On Tuesday morning, we held the annual assembly in which we introduce our incoming Graduating Class and their leadership roles for the upcoming academic year. As I considered my words for the event, my eyes fell on a favourite poem by John O’Donohue entitled A Blessing for Leaders, a poem I have pinned to my bulletin board above my desk. This poem has hung there for many years and, like many things in day-to-day life, I had not thought about it for a long time. Yet, as I began to read it again, it resonated once more, and I took it down to share with our girls as they prepare for – and reflect on – leadership.
I hope you relish it as much as I do.
A Blessing for Leaders
May you have the grace and wisdom to act kindly,
learning to distinguish between what is personal and what is not.
May you be hospitable to criticism.
May you never put yourself at the centre of things.

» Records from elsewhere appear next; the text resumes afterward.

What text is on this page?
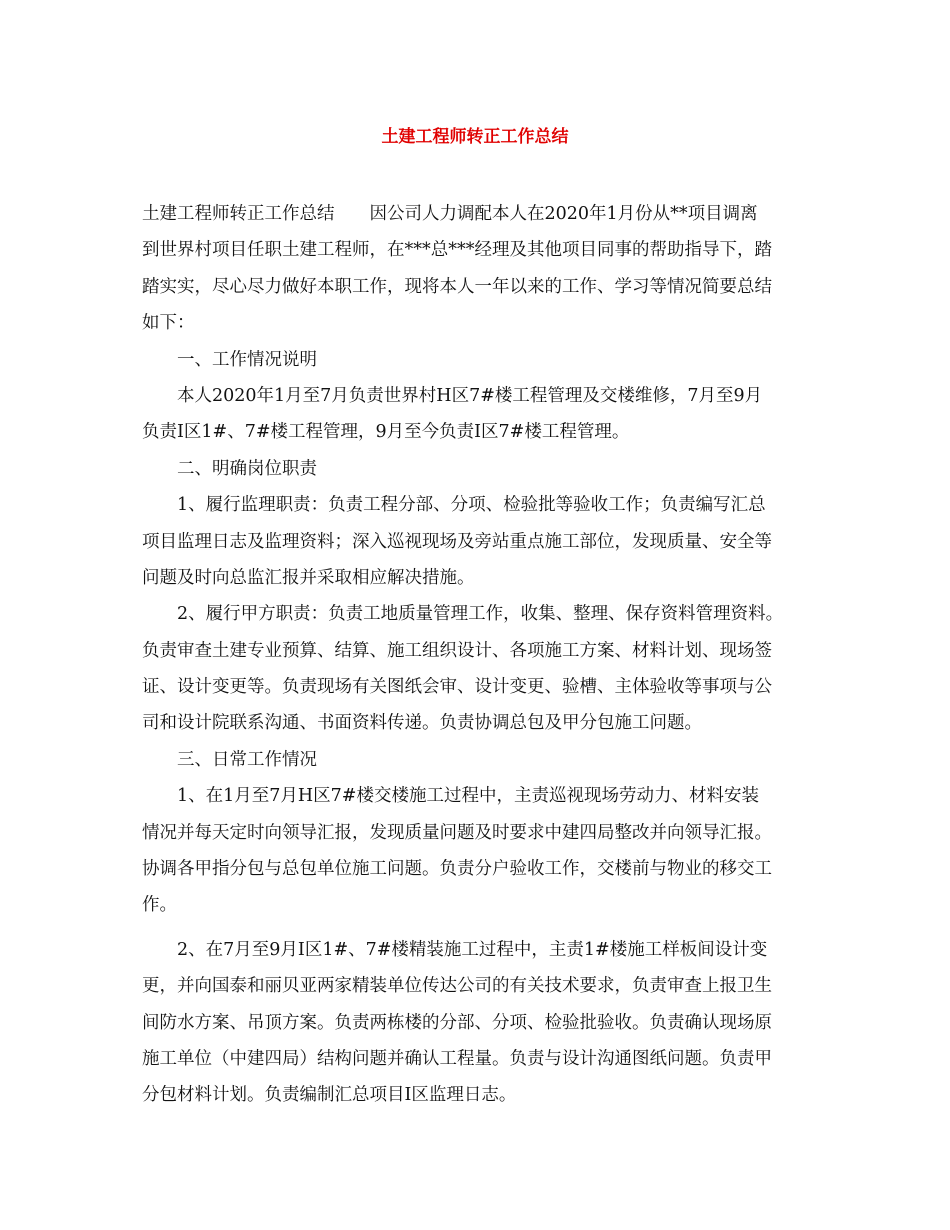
土建工程师转正工作总结
土建工程师转正工作总结　　因公司人力调配本人在2020年1月份从**项目调离
到世界村项目任职土建工程师，在***总***经理及其他项目同事的帮助指导下，踏
踏实实，尽心尽力做好本职工作，现将本人一年以来的工作、学习等情况简要总结
如下：
　　一、工作情况说明
　　本人2020年1月至7月负责世界村H区7#楼工程管理及交楼维修，7月至9月
负责I区1#、7#楼工程管理，9月至今负责I区7#楼工程管理。
　　二、明确岗位职责
　　1、履行监理职责：负责工程分部、分项、检验批等验收工作；负责编写汇总
项目监理日志及监理资料；深入巡视现场及旁站重点施工部位，发现质量、安全等
问题及时向总监汇报并采取相应解决措施。
　　2、履行甲方职责：负责工地质量管理工作，收集、整理、保存资料管理资料。
负责审查土建专业预算、结算、施工组织设计、各项施工方案、材料计划、现场签
证、设计变更等。负责现场有关图纸会审、设计变更、验槽、主体验收等事项与公
司和设计院联系沟通、书面资料传递。负责协调总包及甲分包施工问题。
　　三、日常工作情况
　　1、在1月至7月H区7#楼交楼施工过程中，主责巡视现场劳动力、材料安装
情况并每天定时向领导汇报，发现质量问题及时要求中建四局整改并向领导汇报。
协调各甲指分包与总包单位施工问题。负责分户验收工作，交楼前与物业的移交工
作。
　　2、在7月至9月I区1#、7#楼精装施工过程中，主责1#楼施工样板间设计变
更，并向国泰和丽贝亚两家精装单位传达公司的有关技术要求，负责审查上报卫生
间防水方案、吊顶方案。负责两栋楼的分部、分项、检验批验收。负责确认现场原
施工单位（中建四局）结构问题并确认工程量。负责与设计沟通图纸问题。负责甲
分包材料计划。负责编制汇总项目I区监理日志。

May you act not from arrogance but out of service.
May you work on yourself, building up and refining the ways of your mind.
May those who work for you know you see and respect them.
May you learn to cultivate the art of presence in order to engage with those who meet you.
When someone fails or disappoints you, may the graciousness with which you engage
be their stairway to renewal and refinement.
May you treasure the gifts of the mind through reading and creative thinking
so that you continue as a servant of the frontier,
where the new will draw its enrichment from the old, and you never become functionary.
May you know the wisdom of deep listening, the healing of wholesome words,
the encouragement of the appreciative gaze, the decorum of held dignity,
the springtime edge of the bleak question.
May you have a mind that loves frontiers
so that you can evoke the bright fields that lie beyond the view of the regular eye.
May you have good friends to mirror your blind spots.
May leadership be for you a true adventure of growth.